Hay películas que hablan del amor y otras que se dedican a desarmarlo pieza por pieza. «El drama» (The Drama), la nueva producción de Prime Video protagonizada por Zendaya y Robert Pattinson, pertenece a este último grupo. Lejos de la clásica historia romántica, la película utiliza la crisis de una pareja como punto de partida para explorar las inseguridades, los secretos y las expectativas que suelen esconderse detrás de una relación aparentemente perfecta.
Dirigida por Kristoffer Borgli, cineasta reconocido por su mirada irónica sobre los vínculos humanos, la película propone una experiencia incómoda y atrapante. No busca ofrecer respuestas sencillas ni un final complaciente; prefiere invitar al espectador a cuestionar cuánto conocemos realmente a la persona que tenemos al lado.
Una historia donde el conflicto importa más que el romance
Emma y Charlie están a punto de casarse cuando una revelación inesperada pone en duda todo aquello que creían saber el uno del otro. A partir de ese momento, la película abandona cualquier estructura de comedia romántica para convertirse en un intenso duelo emocional.
El guion evita los grandes giros melodramáticos y apuesta por diálogos cargados de tensión, silencios incómodos y pequeñas acciones que terminan revelando mucho más que cualquier discurso. La sensación constante es que el verdadero enemigo de la pareja no es una tercera persona, sino aquello que nunca se animaron a decirse.
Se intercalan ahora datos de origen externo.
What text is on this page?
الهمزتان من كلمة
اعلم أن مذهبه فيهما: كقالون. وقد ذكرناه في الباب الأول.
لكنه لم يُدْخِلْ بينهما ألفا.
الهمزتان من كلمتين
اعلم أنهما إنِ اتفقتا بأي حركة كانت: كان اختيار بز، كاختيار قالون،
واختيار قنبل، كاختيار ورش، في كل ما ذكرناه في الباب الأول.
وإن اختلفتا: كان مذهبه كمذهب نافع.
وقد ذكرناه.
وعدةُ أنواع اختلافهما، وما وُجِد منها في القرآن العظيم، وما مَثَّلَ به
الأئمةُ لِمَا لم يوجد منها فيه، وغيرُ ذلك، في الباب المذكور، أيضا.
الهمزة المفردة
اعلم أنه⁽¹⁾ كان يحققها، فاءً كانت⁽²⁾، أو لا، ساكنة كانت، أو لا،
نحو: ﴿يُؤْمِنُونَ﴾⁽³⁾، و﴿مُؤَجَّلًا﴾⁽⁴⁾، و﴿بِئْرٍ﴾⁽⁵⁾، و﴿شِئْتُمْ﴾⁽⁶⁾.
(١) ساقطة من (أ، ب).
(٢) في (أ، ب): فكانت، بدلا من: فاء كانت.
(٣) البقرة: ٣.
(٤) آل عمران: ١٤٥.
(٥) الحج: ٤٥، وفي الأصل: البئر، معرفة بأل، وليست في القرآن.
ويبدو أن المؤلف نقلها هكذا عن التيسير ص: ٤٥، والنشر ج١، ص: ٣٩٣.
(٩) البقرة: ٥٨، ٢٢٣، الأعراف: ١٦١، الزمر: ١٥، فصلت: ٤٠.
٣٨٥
Zendaya confirma que atraviesa el mejor momento de su carrera
Después de sus trabajos en Euphoria, Dune y Challengers, Zendaya vuelve a demostrar que es una de las actrices más interesantes de su generación.
Su interpretación está construida desde la contención. No necesita grandes escenas de llanto para transmitir el dolor de un personaje que comienza a descubrir que la vida que imaginó quizás nunca existió. Cada mirada y cada silencio tienen un peso emocional enorme.
Frente a ella, Robert Pattinson entrega otra actuación sólida y llena de matices. El actor continúa alejándose del perfil de galán para elegir personajes ambiguos, difíciles de interpretar y moralmente contradictorios. La química entre ambos resulta tan natural que sostiene incluso los momentos más incómodos de la historia.

Una dirección elegante que incomoda a propósito
Kristoffer Borgli vuelve a demostrar su habilidad para convertir situaciones cotidianas en experiencias casi perturbadoras.
La puesta en escena es minimalista, con pocos excesos visuales, permitiendo que las actuaciones ocupen el centro del relato. La cámara permanece muy cerca de los protagonistas, aumentando la sensación de intimidad y haciendo que el espectador se convierta casi en un testigo involuntario de una relación que comienza a desmoronarse.
Aunque la película tiene momentos de humor negro, nunca pierde de vista su costado dramático. Esa mezcla de ironía y tensión termina siendo uno de sus mayores aciertos.

Lo mejor de la película
- Las interpretaciones de Zendaya y Robert Pattinson.
- Un guion que evita los clichés del cine romántico.
- Diálogos inteligentes y emocionalmente complejos.
- Una dirección sobria que potencia el trabajo actoral.
- La capacidad de generar debate mucho después de terminar la película.

Lo menos logrado
En algunos tramos el ritmo puede sentirse demasiado pausado. La historia privilegia las conversaciones y el desarrollo psicológico por encima de la acción, algo que podría no conectar con quienes esperan un drama romántico más convencional.
Además, su final abierto seguramente dividirá opiniones.
Curiosidades
- Es la primera película protagonizada por Zendaya y Robert Pattinson.
- Está dirigida por el noruego Kristoffer Borgli.
- Fue producida por A24, uno de los estudios independientes más prestigiosos del cine actual.
- Combina drama romántico, humor negro y sátira sobre las relaciones modernas.

Veredicto MissSpoiler ⭐⭐⭐⭐☆ (4/5)
«El drama» no es una película para quienes buscan una historia de amor tradicional. Es una propuesta incómoda, inteligente y emocionalmente intensa que encuentra su mayor fortaleza en las interpretaciones de sus protagonistas.
Zendaya continúa consolidándose como una actriz capaz de sostener cualquier tipo de relato, mientras que Robert Pattinson confirma una vez más su excelente momento artístico. Juntos construyen una pareja creíble, imperfecta y profundamente humana.
No pretende ofrecer respuestas sobre el amor. Al contrario: deja al espectador con más preguntas que certezas. Y justamente allí reside su mayor virtud.